Key requirements in Uruguay include:

    • Accounts receivable: Invoices must be sent to the Dirección General Impositiva (DGI), Uruguay’s tax authority, and must be approved with an acknowledgement of receipt (Acuse de Recibo).
    • Accounts payable: When receiving invoices, you must check the validation of all of the fields with the DGI.
    • Certification process: Each company’s compliance process, including invoice submissions and approvals, must be tested and certified before beginning e-invoicing.
    • Contingency: Contingency processes are required to report and submit all documents during system outages.
    • Storage: Files must be archived for 2-5 years, depending of the type of document.

Your compliance solution in Uruguay should not only meet the requirements in this country, but should integrate seamlessly within your existing systems. Here are the top five questions to consider as you evaluate solutions.

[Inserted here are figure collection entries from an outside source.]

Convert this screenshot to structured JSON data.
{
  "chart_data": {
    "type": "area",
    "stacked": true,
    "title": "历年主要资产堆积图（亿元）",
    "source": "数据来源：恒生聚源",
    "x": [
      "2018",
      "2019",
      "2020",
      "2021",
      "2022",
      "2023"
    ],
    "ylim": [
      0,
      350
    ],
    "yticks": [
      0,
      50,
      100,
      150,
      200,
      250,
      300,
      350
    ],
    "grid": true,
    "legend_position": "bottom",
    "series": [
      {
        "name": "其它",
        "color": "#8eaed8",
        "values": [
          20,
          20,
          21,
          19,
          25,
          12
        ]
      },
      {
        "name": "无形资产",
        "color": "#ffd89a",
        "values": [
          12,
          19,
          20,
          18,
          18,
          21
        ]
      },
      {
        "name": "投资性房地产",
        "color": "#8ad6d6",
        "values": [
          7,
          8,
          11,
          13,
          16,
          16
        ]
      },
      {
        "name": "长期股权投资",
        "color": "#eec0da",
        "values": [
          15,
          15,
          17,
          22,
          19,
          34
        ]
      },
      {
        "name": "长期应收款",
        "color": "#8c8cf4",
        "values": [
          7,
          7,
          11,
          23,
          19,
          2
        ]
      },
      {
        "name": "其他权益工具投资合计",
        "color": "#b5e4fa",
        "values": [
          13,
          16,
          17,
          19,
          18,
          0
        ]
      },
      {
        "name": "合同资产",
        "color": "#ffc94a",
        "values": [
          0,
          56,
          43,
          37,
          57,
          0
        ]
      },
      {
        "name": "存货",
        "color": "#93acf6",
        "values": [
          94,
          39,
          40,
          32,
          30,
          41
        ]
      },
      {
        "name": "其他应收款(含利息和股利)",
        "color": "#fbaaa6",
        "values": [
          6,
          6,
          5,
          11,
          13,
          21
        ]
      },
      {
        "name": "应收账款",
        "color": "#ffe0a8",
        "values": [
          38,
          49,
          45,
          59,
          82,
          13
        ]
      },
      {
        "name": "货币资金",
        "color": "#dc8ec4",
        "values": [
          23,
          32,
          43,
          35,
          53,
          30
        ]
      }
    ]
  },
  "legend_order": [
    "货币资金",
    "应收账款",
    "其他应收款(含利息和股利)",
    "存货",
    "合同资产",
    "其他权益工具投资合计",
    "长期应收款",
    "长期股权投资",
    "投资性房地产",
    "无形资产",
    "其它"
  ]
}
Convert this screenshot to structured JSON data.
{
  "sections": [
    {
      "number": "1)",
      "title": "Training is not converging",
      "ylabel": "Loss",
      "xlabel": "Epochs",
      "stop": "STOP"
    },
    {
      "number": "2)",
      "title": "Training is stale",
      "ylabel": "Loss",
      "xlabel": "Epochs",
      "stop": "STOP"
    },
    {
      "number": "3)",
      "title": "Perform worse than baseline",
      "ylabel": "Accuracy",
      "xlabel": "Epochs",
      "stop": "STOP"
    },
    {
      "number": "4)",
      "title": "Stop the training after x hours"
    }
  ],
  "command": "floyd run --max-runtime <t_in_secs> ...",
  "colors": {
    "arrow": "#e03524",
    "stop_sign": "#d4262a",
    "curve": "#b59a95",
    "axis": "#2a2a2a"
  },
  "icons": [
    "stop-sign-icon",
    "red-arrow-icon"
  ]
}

1) Since these regulations change frequently, does the solution support change management at a single fixed fee? Or, will each change require a significant investment?

2) Does the solution offer both online and offline contingency processes?

3) Does the system work within your existing ERP processes? Or, does it require external systems that ultimately risk data manipulation and visibility gaps?

4) Does the solution offer one end-to-end platform for all of the requirements in Uruguay, including e-invoicing, receivables, payables, transit and reporting? Or, are you maintaining multiple systems?

5) Does your solution offer 24/7 local and English language support?

Managing compliance in Latin America is no easy task, and only continues to get more challenging as the regulations spread throughout the region. It’s important that your compliance partner is proactive, ensuring that you are making the most of your solution and staying ahead of new mandates.